I just completed Computing for Data Analysis on Coursera. The course is brief introduction to R programming language. R has been around for years but is gaining much attention recently due to *Big Data* and *Data Science* trends. I had an idea about R and the course offered a wonderful opportunity to learn in a systematic manner. So for some more practice and a bit of fun (ok, I admit, more for fun than practice), I decided to implement ‘Sieve of Eratosthenes’ in R and SQL and see which one is faster (because that’s what you do on a lazy Saturday!!) This is a method to find primes up to a given number. The R code looks like this.

getPrimeNumTilln <- function(n) {

# a holds a sequence of numbers from 2 to n

a <- c(2:n)

# we start from 2 since it is the beginning of prime numbers,

# it is also the loop varibale

l <- 2

# r this vector holds the results

r <- c()

#while the square of loop variable is less than n

while (l*l < n) {

# the prime number is the first element in vector a

# for e.g. in first iteration it will be 2

r <- c(r,a[1])

# remove elements from a which are multiples of l

# for e.g. in first iteration it will remove 2,4,6,8…

a <- a[-(which(a %% l ==0))]

# the loop varibale if the first variable in remaining a

# for e.g after first iteration, it will be 3, then 5 (since 4 has been removed)…

l <- a[1]

}

# the result is r and all the remaining elements in a

c(r,a)

}

And the SQL code looks like this.

DECLARE @maxnum INT = 1000 /* The number under which you want to find primes*/

DECLARE @l INT = 2 /* Beginning of prime numbers */

DECLARE @table TABLE (a INT NOT NULL PRIMARY KEY) /* Holding table*/

;WITH ct /* Generate the sequence of numbers*/

AS (

SELECT 2 AS id

UNION ALL

SELECT id + 1

FROM ct

WHERE id < @maxnum

)

INSERT INTO @table

SELECT id

FROM ct

OPTION (MAXRECURSION 0)

WHILE (@l * @l < @maxnum)

BEGIN

/*remove records which are divisible by l*/

DELETE

FROM @table

WHERE a != @l

AND (a % @l) = 0

/* the first remaining number is the prime number */

SELECT @l = MIN(a)

FROM @table

WHERE a > @l

END

SELECT COUNT(*)

FROM @table

Now, I am no expert in either maths or algorithms but that looks neat.
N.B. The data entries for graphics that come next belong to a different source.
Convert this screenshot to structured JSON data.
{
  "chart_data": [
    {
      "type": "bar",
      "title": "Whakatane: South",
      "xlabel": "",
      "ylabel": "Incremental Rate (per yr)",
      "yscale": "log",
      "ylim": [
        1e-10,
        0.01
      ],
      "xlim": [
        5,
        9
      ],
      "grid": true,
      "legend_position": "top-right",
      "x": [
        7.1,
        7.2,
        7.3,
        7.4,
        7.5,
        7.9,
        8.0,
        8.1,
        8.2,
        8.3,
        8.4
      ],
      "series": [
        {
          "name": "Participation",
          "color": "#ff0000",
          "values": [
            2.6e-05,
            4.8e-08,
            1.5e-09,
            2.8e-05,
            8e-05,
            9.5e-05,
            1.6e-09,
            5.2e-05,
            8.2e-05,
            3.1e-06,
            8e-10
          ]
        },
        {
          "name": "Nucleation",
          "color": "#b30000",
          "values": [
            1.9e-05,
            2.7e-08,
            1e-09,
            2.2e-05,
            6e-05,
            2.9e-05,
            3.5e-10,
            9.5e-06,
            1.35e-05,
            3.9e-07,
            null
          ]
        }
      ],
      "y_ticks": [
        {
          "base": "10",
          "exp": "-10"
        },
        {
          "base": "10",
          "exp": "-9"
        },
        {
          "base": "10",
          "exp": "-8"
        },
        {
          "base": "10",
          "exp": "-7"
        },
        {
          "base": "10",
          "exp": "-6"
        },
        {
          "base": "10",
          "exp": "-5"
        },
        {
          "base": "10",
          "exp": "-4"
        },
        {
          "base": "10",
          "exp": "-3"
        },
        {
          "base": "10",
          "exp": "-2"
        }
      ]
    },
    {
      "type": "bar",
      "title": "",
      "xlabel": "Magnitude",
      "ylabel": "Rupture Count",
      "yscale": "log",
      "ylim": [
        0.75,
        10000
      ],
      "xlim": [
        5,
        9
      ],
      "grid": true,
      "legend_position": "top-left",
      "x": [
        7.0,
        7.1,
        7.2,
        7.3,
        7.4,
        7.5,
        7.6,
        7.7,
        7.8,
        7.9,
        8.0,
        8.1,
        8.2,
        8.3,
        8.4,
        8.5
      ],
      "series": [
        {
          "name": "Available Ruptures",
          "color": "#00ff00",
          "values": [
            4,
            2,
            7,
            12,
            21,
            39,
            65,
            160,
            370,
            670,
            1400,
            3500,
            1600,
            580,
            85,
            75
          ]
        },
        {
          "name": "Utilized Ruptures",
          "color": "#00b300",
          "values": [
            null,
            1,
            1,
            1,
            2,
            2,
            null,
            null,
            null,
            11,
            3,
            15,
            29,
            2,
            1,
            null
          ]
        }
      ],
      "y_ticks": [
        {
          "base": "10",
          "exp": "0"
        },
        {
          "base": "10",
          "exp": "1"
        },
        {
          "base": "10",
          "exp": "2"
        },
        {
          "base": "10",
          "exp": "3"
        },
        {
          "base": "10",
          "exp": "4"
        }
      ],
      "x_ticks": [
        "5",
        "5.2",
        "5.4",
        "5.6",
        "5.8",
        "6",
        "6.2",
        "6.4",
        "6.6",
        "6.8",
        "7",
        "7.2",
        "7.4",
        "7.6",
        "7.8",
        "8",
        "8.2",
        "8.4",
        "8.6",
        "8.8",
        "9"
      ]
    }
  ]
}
To validate that the results are right, I ran it to check how many prime numbers are under 1000000 and both returned 78948. Wolfram Alpha seems to agree.

For smaller *n *up to 10k, the results are comparable; they are in milliseconds. Above that,however,R seems to have an upper hand.

n | R | SQL |

100000 | 0.02 | 1.72 |

1000000 | 0.56 | 19.00 |

10000000 | 11.25 | 246.21 |

Please note that the time is in seconds. The difference is quite stark especially for large n. R is killing SQL.

A few observations on SQL side are

- A significant time is being spent on generating sequence. With SQL Server 2012 Sequences, we might be able improve time.
- The delete operation is quite slow as we all know. I tried replacing it with update but that made it worse.

I know that there are many improvements that can be made to this but I am happy with my little testing. As usual comments are always welcome.

Hi Swanand,

As you say, the heaviest weight tied to your SQL performance is the sequence generating part. Try this instead and maybe then re-compare your SQL and R solutions.

WITH

L0 AS(SELECT 1 AS c UNION ALL SELECT 1),

L1 AS(SELECT 1 AS c FROM L0 AS A CROSS JOIN L0 AS B),

L2 AS(SELECT 1 AS c FROM L1 AS A CROSS JOIN L1 AS B),

L3 AS(SELECT 1 AS c FROM L2 AS A CROSS JOIN L2 AS B),

L4 AS(SELECT 1 AS c FROM L3 AS A CROSS JOIN L3 AS B),

L5 AS(SELECT 1 AS c FROM L4 AS A CROSS JOIN L4 AS B),

Nums AS(SELECT ROW_NUMBER() OVER(ORDER BY (SELECT NULL)) AS n FROM L5)

SELECT TOP (@maxnum) n FROM Nums ORDER BY n;